Certo, l’eco di Walter White e di Lalo Salamanca è ancora troppo lontano e tutto questo si riaccende ad un passo dalla fine, come se fosse tutto un grande flashback involontario. E’ tornato l’equilibrio, è tornato il 2002 (anno di inizio dell’arco temporale della serie Tv) e con lui lo sguardo malinconico di Jimmy McGill, che ha ucciso definitivamente Saul Goodman a colpi di coscienza, seppellendolo insieme ai ricordi di un uomo sbagliato: ora sì che “va tutto bene amico” (It’s all good man).
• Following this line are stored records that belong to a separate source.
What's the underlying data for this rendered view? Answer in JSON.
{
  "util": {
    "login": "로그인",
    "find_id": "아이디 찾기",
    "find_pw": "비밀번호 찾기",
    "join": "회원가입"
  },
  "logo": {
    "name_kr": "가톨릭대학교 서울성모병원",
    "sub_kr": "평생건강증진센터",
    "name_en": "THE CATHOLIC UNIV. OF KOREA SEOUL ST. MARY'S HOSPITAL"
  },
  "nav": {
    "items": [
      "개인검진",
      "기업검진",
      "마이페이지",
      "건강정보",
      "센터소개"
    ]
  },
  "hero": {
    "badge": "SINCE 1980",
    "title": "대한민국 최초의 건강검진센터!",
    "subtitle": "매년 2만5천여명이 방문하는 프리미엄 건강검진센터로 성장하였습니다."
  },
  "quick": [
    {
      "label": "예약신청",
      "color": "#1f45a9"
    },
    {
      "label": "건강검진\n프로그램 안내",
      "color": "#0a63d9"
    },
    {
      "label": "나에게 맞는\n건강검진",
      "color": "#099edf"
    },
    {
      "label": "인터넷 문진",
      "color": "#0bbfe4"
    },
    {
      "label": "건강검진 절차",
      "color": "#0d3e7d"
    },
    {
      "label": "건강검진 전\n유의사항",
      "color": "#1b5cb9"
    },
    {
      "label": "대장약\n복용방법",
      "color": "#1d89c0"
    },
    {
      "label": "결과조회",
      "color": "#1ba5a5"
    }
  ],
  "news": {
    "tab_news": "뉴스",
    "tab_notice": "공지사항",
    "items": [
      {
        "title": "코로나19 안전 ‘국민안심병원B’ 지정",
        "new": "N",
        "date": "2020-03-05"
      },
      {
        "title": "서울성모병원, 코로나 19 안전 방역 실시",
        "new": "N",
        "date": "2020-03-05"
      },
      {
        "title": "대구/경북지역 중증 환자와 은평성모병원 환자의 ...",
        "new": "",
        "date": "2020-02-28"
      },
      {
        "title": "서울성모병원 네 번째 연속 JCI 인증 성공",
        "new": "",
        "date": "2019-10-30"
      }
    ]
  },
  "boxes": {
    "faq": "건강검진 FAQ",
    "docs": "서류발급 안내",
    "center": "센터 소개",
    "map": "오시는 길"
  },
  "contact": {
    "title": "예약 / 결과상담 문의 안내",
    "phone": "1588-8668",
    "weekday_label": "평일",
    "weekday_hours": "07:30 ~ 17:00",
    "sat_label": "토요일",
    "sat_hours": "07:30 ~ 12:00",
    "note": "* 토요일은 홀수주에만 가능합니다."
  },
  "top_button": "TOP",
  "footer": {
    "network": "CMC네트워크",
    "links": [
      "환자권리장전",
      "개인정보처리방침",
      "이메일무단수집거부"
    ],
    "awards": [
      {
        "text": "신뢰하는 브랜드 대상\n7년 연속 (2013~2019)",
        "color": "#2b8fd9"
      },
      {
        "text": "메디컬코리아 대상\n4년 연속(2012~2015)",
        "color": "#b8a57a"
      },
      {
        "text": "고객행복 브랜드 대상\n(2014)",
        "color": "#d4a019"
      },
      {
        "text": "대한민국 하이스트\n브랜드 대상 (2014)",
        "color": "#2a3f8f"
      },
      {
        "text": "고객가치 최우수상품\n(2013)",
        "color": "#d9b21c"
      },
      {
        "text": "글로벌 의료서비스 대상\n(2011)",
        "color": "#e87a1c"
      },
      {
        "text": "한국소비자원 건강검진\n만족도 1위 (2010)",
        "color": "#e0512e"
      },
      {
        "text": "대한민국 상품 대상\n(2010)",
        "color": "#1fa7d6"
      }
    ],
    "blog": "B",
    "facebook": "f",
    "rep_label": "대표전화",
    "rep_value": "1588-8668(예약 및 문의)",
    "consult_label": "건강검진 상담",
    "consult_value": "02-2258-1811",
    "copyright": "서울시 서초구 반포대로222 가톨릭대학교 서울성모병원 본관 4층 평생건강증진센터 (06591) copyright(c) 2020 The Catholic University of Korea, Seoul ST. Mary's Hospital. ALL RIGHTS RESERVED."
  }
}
In quegli ultimi minuti, il finale sembra rimandarsi all’infinito e noi spettatori continuiamo a ripetere che “non è finita finché non è finita”. Tuttavia il tempo scorre e la storia si avvicina ad un incrocio che è già un tripudio, e che lascia intravedere il dramma nei pochi secondi di un’ultima sigaretta condivisa.
Prima che ce ne rendiamo conto, improvvisamente, giunge il momento di quel tenero e amaro addio. Il dado è tratto: stomaco e cuore sono in tumulto. Ora è impossibile uscire indenni da questo tornado. Forse nemmeno se chiami Saul.